I think you see where I’m going with this.
Still, here is #3: The movie Grease and more precisely, The Pink Ladies. Those women do nothing for me emotionally or stylistically and therefore, to bring this back to four months ago, have until now, rendered neck scarves a moot point.
The thing is, I noticed at some point last year that my friend Rosie, who has historically eschewed jewelry wearing based solely on the pretense that she is a master of losing things, was wearing bandanas around her neck.
I observed in equal parts admiration and confoundment while she would slip into a t-shirt, a suit and then to top herself off tie that red, or green, sometimes yellow archetypal bandana around her neck. Though she closed them in the front to create the illusion of an ascot, she explained to me that they were her answer to necklaces. I really liked that. Then last season during Fashion Week, there they were — festooning necks at Marc by Marc Jacobs, Creatures of the Wind, Prabal Gurung and so forth.
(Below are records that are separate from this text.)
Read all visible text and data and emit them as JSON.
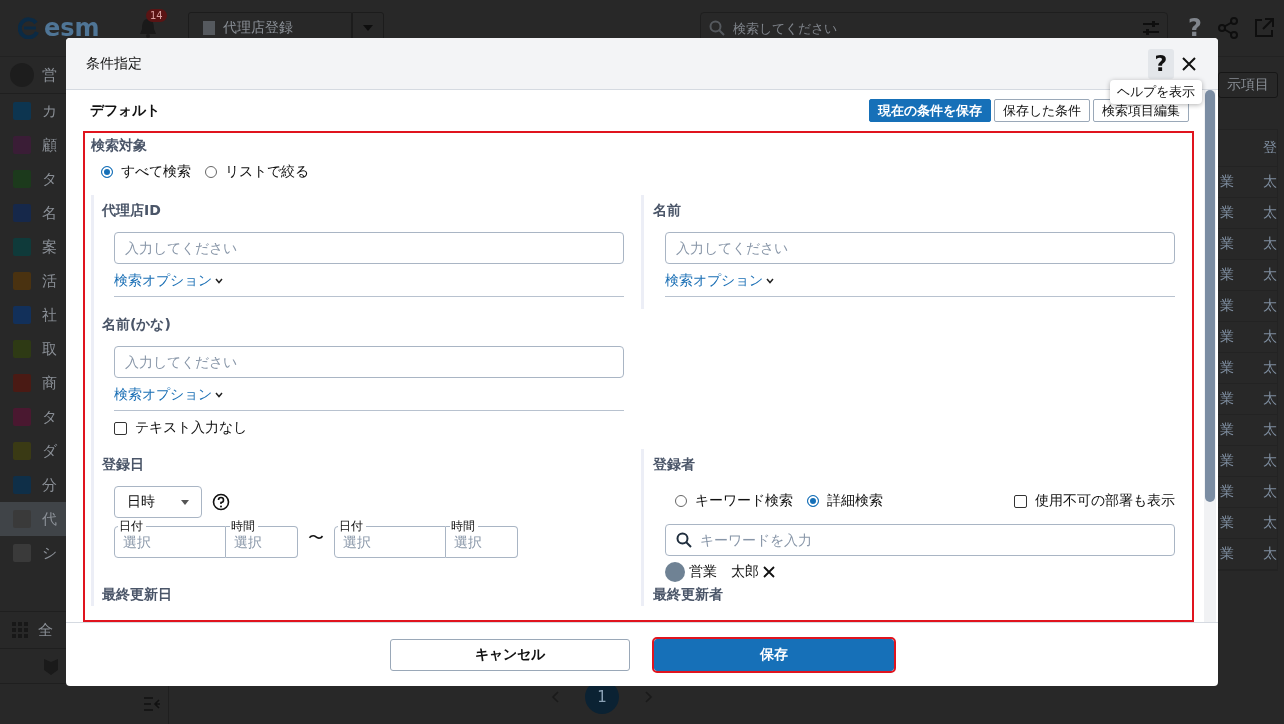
{
  "app": {
    "logo": "esm",
    "notification_count": "14",
    "module_select": "代理店登録",
    "search_placeholder": "検索してください",
    "help": "?",
    "user": "営",
    "nav": [
      {
        "label": "カ",
        "color": "#0d3550",
        "selected": false
      },
      {
        "label": "顧",
        "color": "#3a1d36",
        "selected": false
      },
      {
        "label": "タ",
        "color": "#1c3a1c",
        "selected": false
      },
      {
        "label": "名",
        "color": "#16284a",
        "selected": false
      },
      {
        "label": "案",
        "color": "#0f3a3a",
        "selected": false
      },
      {
        "label": "活",
        "color": "#4a3210",
        "selected": false
      },
      {
        "label": "社",
        "color": "#12305a",
        "selected": false
      },
      {
        "label": "取",
        "color": "#2e3a14",
        "selected": false
      },
      {
        "label": "商",
        "color": "#4a1a14",
        "selected": false
      },
      {
        "label": "タ",
        "color": "#4a1830",
        "selected": false
      },
      {
        "label": "ダ",
        "color": "#3a3a14",
        "selected": false
      },
      {
        "label": "分",
        "color": "#0f2f48",
        "selected": false
      },
      {
        "label": "代",
        "color": "#3a3a3a",
        "selected": true
      },
      {
        "label": "シ",
        "color": "#3a3a3a",
        "selected": false
      }
    ],
    "nav_all": "全",
    "view_button": "示項目",
    "table_header": "登",
    "table_rows": [
      [
        "業",
        "太"
      ],
      [
        "業",
        "太"
      ],
      [
        "業",
        "太"
      ],
      [
        "業",
        "太"
      ],
      [
        "業",
        "太"
      ],
      [
        "業",
        "太"
      ],
      [
        "業",
        "太"
      ],
      [
        "業",
        "太"
      ],
      [
        "業",
        "太"
      ],
      [
        "業",
        "太"
      ],
      [
        "業",
        "太"
      ],
      [
        "業",
        "太"
      ],
      [
        "業",
        "太"
      ]
    ],
    "current_page": "1"
  },
  "dialog": {
    "title": "条件指定",
    "help_button": "?",
    "tooltip": "ヘルプを表示",
    "preset": "デフォルト",
    "toolbar_buttons": [
      {
        "label": "現在の条件を保存",
        "kind": "primary"
      },
      {
        "label": "保存した条件",
        "kind": "outline"
      },
      {
        "label": "検索項目編集",
        "kind": "outline"
      }
    ],
    "fields_highlighted": true,
    "search_target": {
      "label": "検索対象",
      "options": [
        {
          "label": "すべて検索",
          "selected": true
        },
        {
          "label": "リストで絞る",
          "selected": false
        }
      ]
    },
    "rows": [
      [
        {
          "kind": "text",
          "label": "代理店ID",
          "placeholder": "入力してください",
          "option_link": "検索オプション"
        },
        {
          "kind": "text",
          "label": "名前",
          "placeholder": "入力してください",
          "option_link": "検索オプション"
        }
      ],
      [
        {
          "kind": "text",
          "label": "名前(かな)",
          "placeholder": "入力してください",
          "option_link": "検索オプション",
          "checkbox": {
            "label": "テキスト入力なし",
            "checked": false
          }
        }
      ],
      [
        {
          "kind": "date_range",
          "label": "登録日",
          "mode": "日時",
          "separator": "〜",
          "parts": [
            {
              "label": "日付",
              "placeholder": "選択"
            },
            {
              "label": "時間",
              "placeholder": "選択"
            },
            {
              "label": "日付",
              "placeholder": "選択"
            },
            {
              "label": "時間",
              "placeholder": "選択"
            }
          ]
        },
        {
          "kind": "user",
          "label": "登録者",
          "options": [
            {
              "label": "キーワード検索",
              "selected": false
            },
            {
              "label": "詳細検索",
              "selected": true
            }
          ],
          "checkbox": {
            "label": "使用不可の部署も表示",
            "checked": false
          },
          "search_placeholder": "キーワードを入力",
          "chips": [
            {
              "name": "営業　太郎"
            }
          ]
        }
      ],
      [
        {
          "kind": "cut",
          "label": "最終更新日"
        },
        {
          "kind": "cut",
          "label": "最終更新者"
        }
      ]
    ],
    "footer_buttons": [
      {
        "label": "キャンセル",
        "kind": "outline",
        "highlighted": false
      },
      {
        "label": "保存",
        "kind": "primary",
        "highlighted": true
      }
    ]
  }
}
Considering the choker-trip I’ve been on since the 90s first surprised us with its renaissance, I thought maybe settling on a fabric one, a la Rosie, might work for me too. Encased here, you’ll find three different looks using yours truly to fashion three different scarves in what I really want to call a testament to soft jewelry.
Exhibit A features a Peter Pilotto scarf wrapped three times around my neck with my hair tucked into it. Along with the wooden clutch, it’s supposed to offset the highly casual nature of this quotidian outfit and make the mundane feel a bit more spectacula. I did not accidentally omit that “r.” (Trench coat by Mina and Olya, t-shirt by Isabel Marant, skirt by Zara, sneakers by Golden Goose and clutch by Devi Kroell.)
Exhibit B is obviously all about pretending I am French, discernibly using the scarf as a choker to balance the striped shirt, which features a low neckline, and a pair of high waist white pants. I suppose as Amber never said, I could be a sailor in those clothes. (Scarf by Hermès, clutch by Edie Parker, t-shirt by Zara, pants by Étoile Isabel Marant.)
Finally, exhibit C seemingly became about resurrecting Katharine Hepburn. Of course, I could never do justice to the actress but a girl can try. So try, I shall. (Plaid shirt by Club Monaco, pants by McQ by Alexander McQueen, heels by Christian Louboutin, neck scarf by Dolce and Gabbana and sunglasses by Oliver Peoples.)
The most important question still remains: will you be test-driving this trend? Hmm? WILL YOU?